Ich mache Anstalten es auszuziehen.

,,Nein!" Die Antwort kommt etwas zu schnell. Er springt auf und fuchtelt abwehrend mit den Händen, nervös lächelnd. ,,Ist schon okay, du kannst es haben. Dir steht es eh besser als mir."

Ich zucke mit den Schultern und setze mich hin. ,,Okay, danke."
Er hat mir etwas überlassen was eigentlich ihm gehört, er hat mir ein Geschenk gemacht, das ist nett, da bedankt man sich.

Still betrachte ich ihn und hoffe, dass er es nicht merkt. Das tut er auch nicht, er blickt aufs Meer hinaus. Er hat blaue Augen. Fast wie Maris, nur schmaler. Wenn er die Stirn runzelt und nachdenkt, so wie jetzt, ist es als würde sich ein Schatten über sie legen.

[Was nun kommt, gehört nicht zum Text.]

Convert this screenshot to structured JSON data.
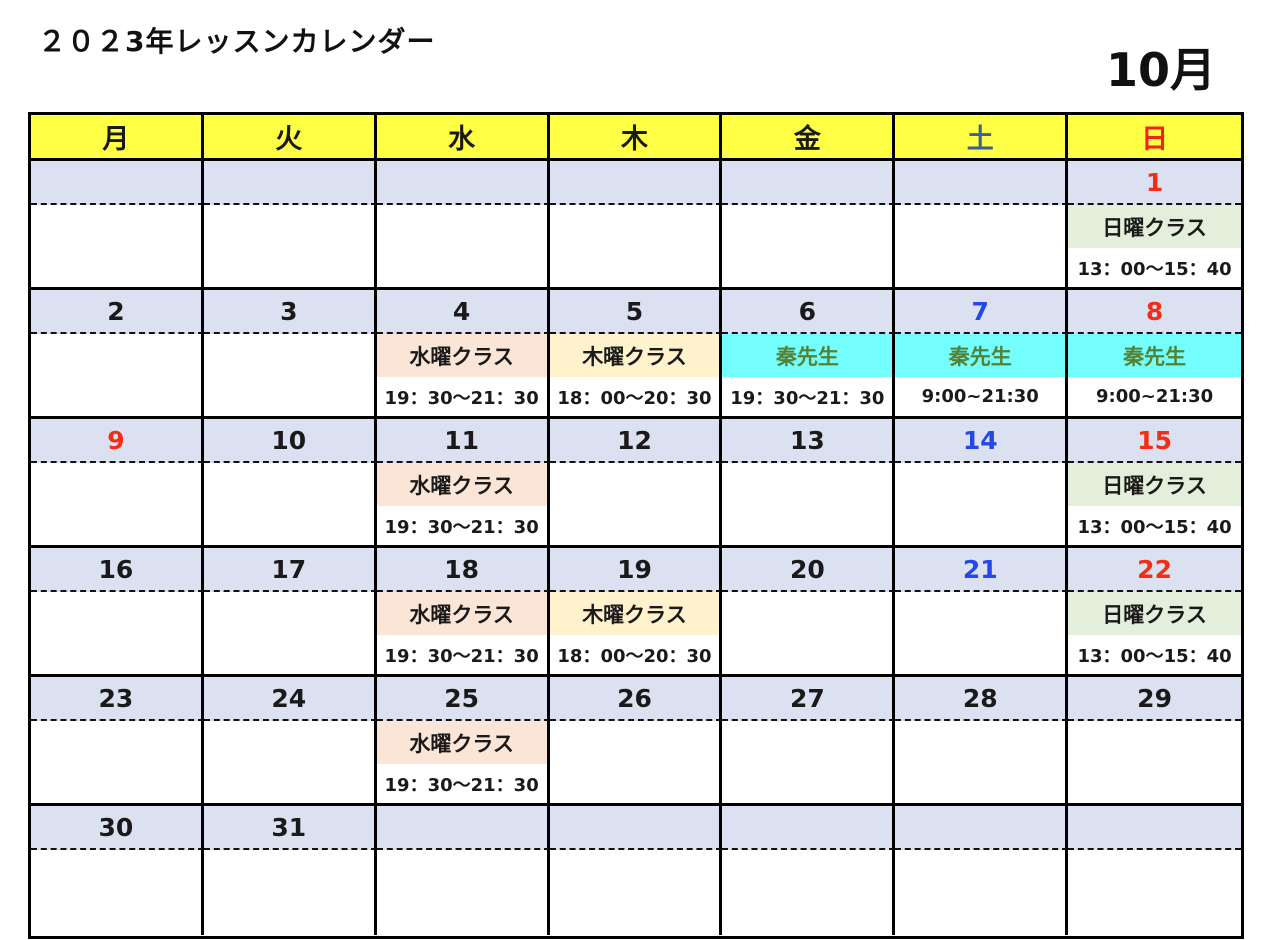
{
  "page": {
    "title": "２０２3年レッスンカレンダー",
    "month_label": "10月"
  },
  "colors": {
    "header_bg": "#ffff45",
    "date_row_bg": "#dce1f1",
    "black_text": "#1a1a1a",
    "red_date": "#f62d15",
    "blue_date": "#2447e8",
    "saturday_header_blue": "#3d5e9d",
    "sunday_header_red": "#f3230f",
    "sunday_class_bg": "#e3efda",
    "wednesday_class_bg": "#fbe5d6",
    "thursday_class_bg": "#fff2cc",
    "teacher_class_bg": "#74fdfd",
    "teacher_text_green": "#548235"
  },
  "weekday_headers": [
    {
      "label": "月",
      "color": "#1a1a1a"
    },
    {
      "label": "火",
      "color": "#1a1a1a"
    },
    {
      "label": "水",
      "color": "#1a1a1a"
    },
    {
      "label": "木",
      "color": "#1a1a1a"
    },
    {
      "label": "金",
      "color": "#1a1a1a"
    },
    {
      "label": "土",
      "color": "#3d5e9d"
    },
    {
      "label": "日",
      "color": "#f3230f"
    }
  ],
  "weeks": [
    {
      "days": [
        {
          "date": ""
        },
        {
          "date": ""
        },
        {
          "date": ""
        },
        {
          "date": ""
        },
        {
          "date": ""
        },
        {
          "date": ""
        },
        {
          "date": "1",
          "date_color": "#f62d15",
          "class_label": "日曜クラス",
          "class_bg": "#e3efda",
          "class_color": "#1a1a1a",
          "time": "13：00～15：40"
        }
      ]
    },
    {
      "days": [
        {
          "date": "2",
          "date_color": "#1a1a1a"
        },
        {
          "date": "3",
          "date_color": "#1a1a1a"
        },
        {
          "date": "4",
          "date_color": "#1a1a1a",
          "class_label": "水曜クラス",
          "class_bg": "#fbe5d6",
          "class_color": "#1a1a1a",
          "time": "19：30～21：30"
        },
        {
          "date": "5",
          "date_color": "#1a1a1a",
          "class_label": "木曜クラス",
          "class_bg": "#fff2cc",
          "class_color": "#1a1a1a",
          "time": "18：00～20：30"
        },
        {
          "date": "6",
          "date_color": "#1a1a1a",
          "class_label": "秦先生",
          "class_bg": "#74fdfd",
          "class_color": "#548235",
          "time": "19：30～21：30"
        },
        {
          "date": "7",
          "date_color": "#2447e8",
          "class_label": "秦先生",
          "class_bg": "#74fdfd",
          "class_color": "#548235",
          "time": "9:00~21:30"
        },
        {
          "date": "8",
          "date_color": "#f62d15",
          "class_label": "秦先生",
          "class_bg": "#74fdfd",
          "class_color": "#548235",
          "time": "9:00~21:30"
        }
      ]
    },
    {
      "days": [
        {
          "date": "9",
          "date_color": "#f62d15"
        },
        {
          "date": "10",
          "date_color": "#1a1a1a"
        },
        {
          "date": "11",
          "date_color": "#1a1a1a",
          "class_label": "水曜クラス",
          "class_bg": "#fbe5d6",
          "class_color": "#1a1a1a",
          "time": "19：30～21：30"
        },
        {
          "date": "12",
          "date_color": "#1a1a1a"
        },
        {
          "date": "13",
          "date_color": "#1a1a1a"
        },
        {
          "date": "14",
          "date_color": "#2447e8"
        },
        {
          "date": "15",
          "date_color": "#f62d15",
          "class_label": "日曜クラス",
          "class_bg": "#e3efda",
          "class_color": "#1a1a1a",
          "time": "13：00～15：40"
        }
      ]
    },
    {
      "days": [
        {
          "date": "16",
          "date_color": "#1a1a1a"
        },
        {
          "date": "17",
          "date_color": "#1a1a1a"
        },
        {
          "date": "18",
          "date_color": "#1a1a1a",
          "class_label": "水曜クラス",
          "class_bg": "#fbe5d6",
          "class_color": "#1a1a1a",
          "time": "19：30～21：30"
        },
        {
          "date": "19",
          "date_color": "#1a1a1a",
          "class_label": "木曜クラス",
          "class_bg": "#fff2cc",
          "class_color": "#1a1a1a",
          "time": "18：00～20：30"
        },
        {
          "date": "20",
          "date_color": "#1a1a1a"
        },
        {
          "date": "21",
          "date_color": "#2447e8"
        },
        {
          "date": "22",
          "date_color": "#f62d15",
          "class_label": "日曜クラス",
          "class_bg": "#e3efda",
          "class_color": "#1a1a1a",
          "time": "13：00～15：40"
        }
      ]
    },
    {
      "days": [
        {
          "date": "23",
          "date_color": "#1a1a1a"
        },
        {
          "date": "24",
          "date_color": "#1a1a1a"
        },
        {
          "date": "25",
          "date_color": "#1a1a1a",
          "class_label": "水曜クラス",
          "class_bg": "#fbe5d6",
          "class_color": "#1a1a1a",
          "time": "19：30～21：30"
        },
        {
          "date": "26",
          "date_color": "#1a1a1a"
        },
        {
          "date": "27",
          "date_color": "#1a1a1a"
        },
        {
          "date": "28",
          "date_color": "#1a1a1a"
        },
        {
          "date": "29",
          "date_color": "#1a1a1a"
        }
      ]
    },
    {
      "days": [
        {
          "date": "30",
          "date_color": "#1a1a1a"
        },
        {
          "date": "31",
          "date_color": "#1a1a1a"
        },
        {
          "date": ""
        },
        {
          "date": ""
        },
        {
          "date": ""
        },
        {
          "date": ""
        },
        {
          "date": ""
        }
      ]
    }
  ]
}
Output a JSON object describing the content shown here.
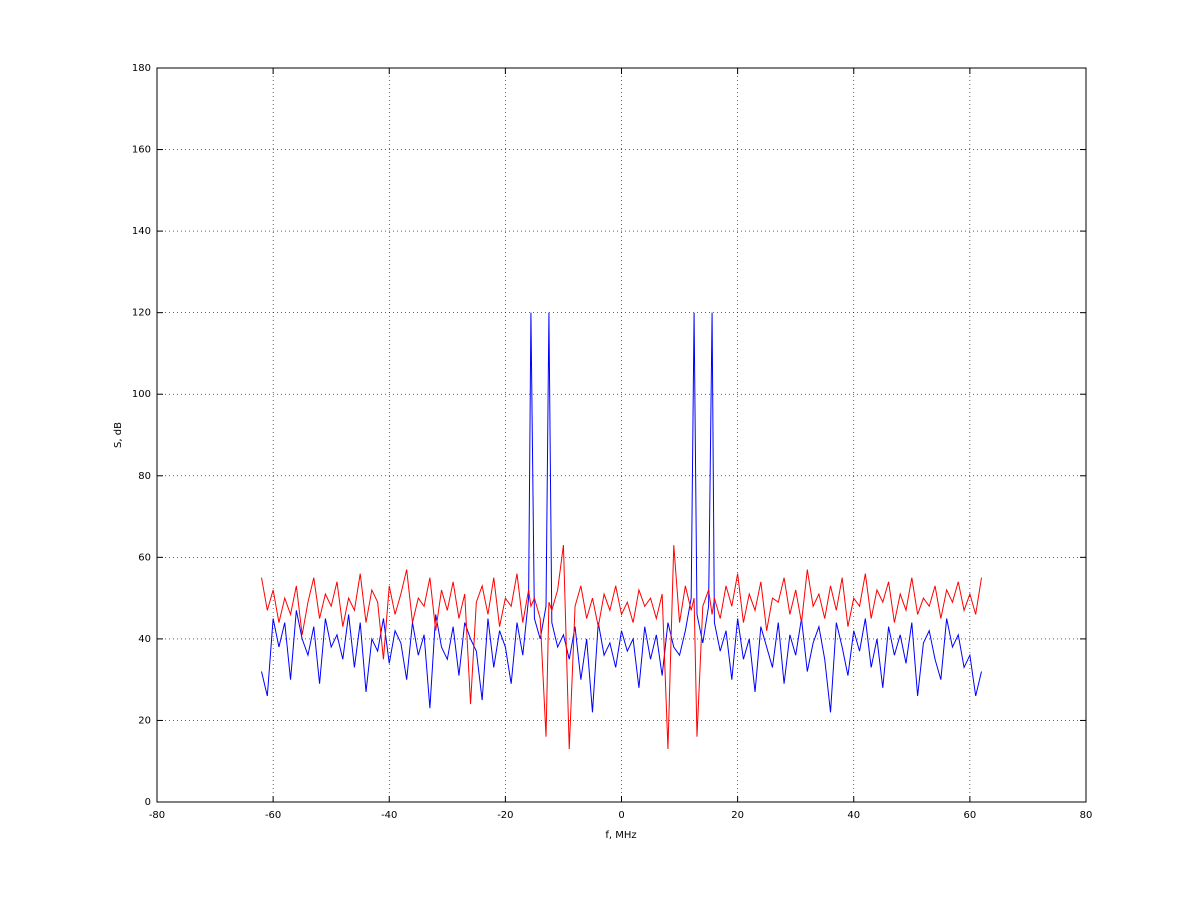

,,Ihr habt also die Sachen von unserem Boot gefunden, hm?" Fragt er leise. Seine Stimme ist rau. ,,Du weißt wahrscheinlich nicht was mit den Anderen darauf passiert ist, oder?''

Ich seufze. Doch, das weiß ich sehr wohl. Sie sind tot und gefressen. Mir könnte das nicht egaler sein, aber für ihn geht es hier um seine Freunde. Leute, die er kannte, sind tot. Wie bringe ich ihm das am Besten bei? Ich muss fast den Kopf schütteln über meinen Versuch einfühlsam zu einem Mann zu sein. Unser Lied fällt mir ein, unsere Hymne. Lass ihre Schreie dich nicht schwächen.

,,Sie sind tot," sage ich schlicht.

James nickt. Sein Gesichtsausdruck ist gefasst, doch in seinen Augen glitzern Tränen. ,,Alle?"

Ich nicke. Er dreht sich zu mir um. ,,Dann bin ich der Einzige der überlebt hat?"

,,Ja."

Mal sehen für wie lange noch, fährt es mir durch den Kopf. Ich erschrecke. Andererseits ist der Gedanke vollkommen berechtigt. Was soll ich denn sonst mit ihm machen? Als ein Mann, der sich vor unsere Insel verirrt hat, war James nie dazu bestimmt zu überleben. Und wenn die Sirenen herausfinden, dass er es trotzdem getan hat, und zwar wegen mir, dann sind wir beide dran!

,,Lillith," James atmet langsam ein und wieder aus. ,,was genau ist letzte Nacht passiert?"

Ich seufzte. ,,Ich hab dich gerettet," gebe ich zu. ,,Ich habe dir vorgesungen, damit du ohnmächtig wirst, und dich dann hierher gebracht."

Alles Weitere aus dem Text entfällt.